4. The system as described in claim 1, characterized in that, The strategy component is configured as follows: Determine the database fetch time interval data based on the database fetch behavior data; Based on the statistical characteristic values of the database retrieval time interval data, it is determined whether the database updates data periodically. If so, the database retrieval time interval is predicted based on the database retrieval time interval data, and the predicted value is used as one of the data update rules of the collected end.
5. The system as described in claim 4, characterized in that, The policy component is also configured as follows: When determining non-periodic updates to database data, a prediction algorithm, including the weighted moving average method, is used to predict the database retrieval time interval based on the database retrieval time interval data, and the predicted value is used as one of the data update rules of the collected end.
6. The system as described in claim 1, characterized in that, The policy component is also configured as follows: Determine whether the data collection period of the acquisition terminal is stable. If not, the data retrieval period of the acquired terminal is reverted to the preset basic minimum guaranteed period. If so, the data retrieval period of the acquired terminal is adjusted according to the relationship between the data update interval of the acquired terminal and the preset update interval threshold.
7. The system as described in claim 6, characterized in that, The policy component is also configured as follows: When the data collection cycle at the acquisition end is determined to be stable, it is checked whether the data update interval at the acquired end is less than a preset update interval threshold. If so, the current data retrieval cycle at the acquired end is shortened; otherwise, the current data retrieval cycle at the acquired end is lengthened. When extending the current data retrieval period of the collected terminal, the constraints include: the extended data retrieval period of the collected terminal is not greater than the basic minimum guaranteed period.

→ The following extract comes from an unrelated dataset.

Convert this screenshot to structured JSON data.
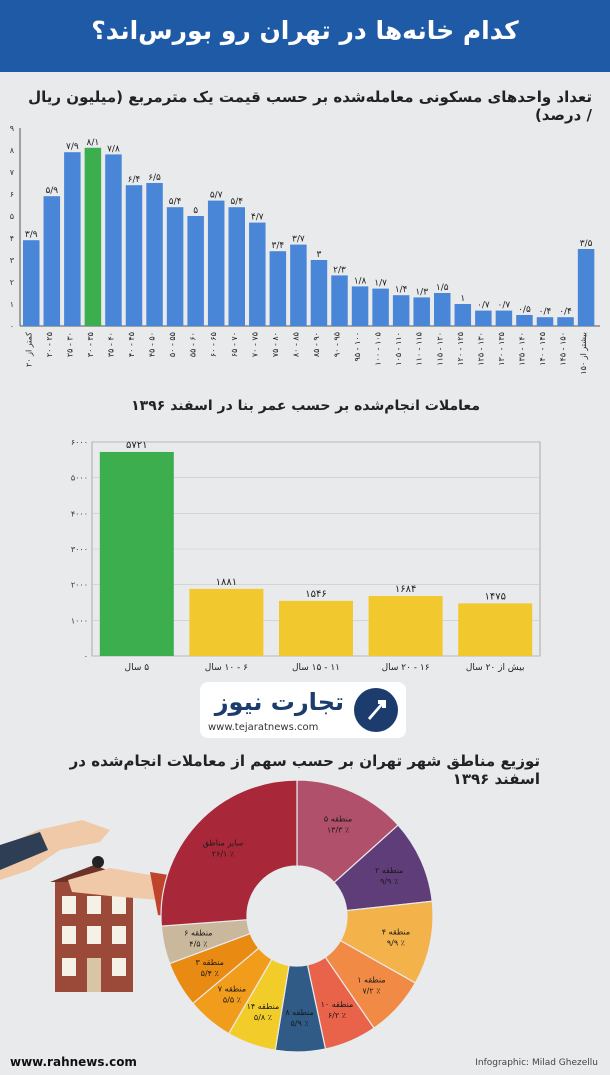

8. The system as described in claim 1, characterized in that, The strategy component is configured as follows: Determine whether the effective retrieval rate corresponding to the adjusted data retrieval period of the collected end meets the requirement of being greater than the preset effective retrieval target and not continuously decreasing. If yes, maintain the current data retrieval period of the collected end; otherwise, optimize the current data retrieval period of the collected end until the effective retrieval rate meets the condition.
9. A data acquisition method, characterized in that, include: Using the log component and policy component deployed on the client side, execute the following methods: Log data from the collected device is obtained through the log component. Based on the log data analysis, the data collection cycle pattern of the data collection terminal and the data update pattern of the collected terminal are observed. The data retrieval cycle of the collected terminal is dynamically adjusted based on the analysis results. Optimize system parameters based on the adjusted data retrieval cycle of the collected data source to correspond to the retrieval execution effect.
10. A computer program product, said computer program product being stored in a computer-readable storage medium, characterized in that, When the computer program product is executed by a processor, it is used to implement at least the data acquisition method of claim 9.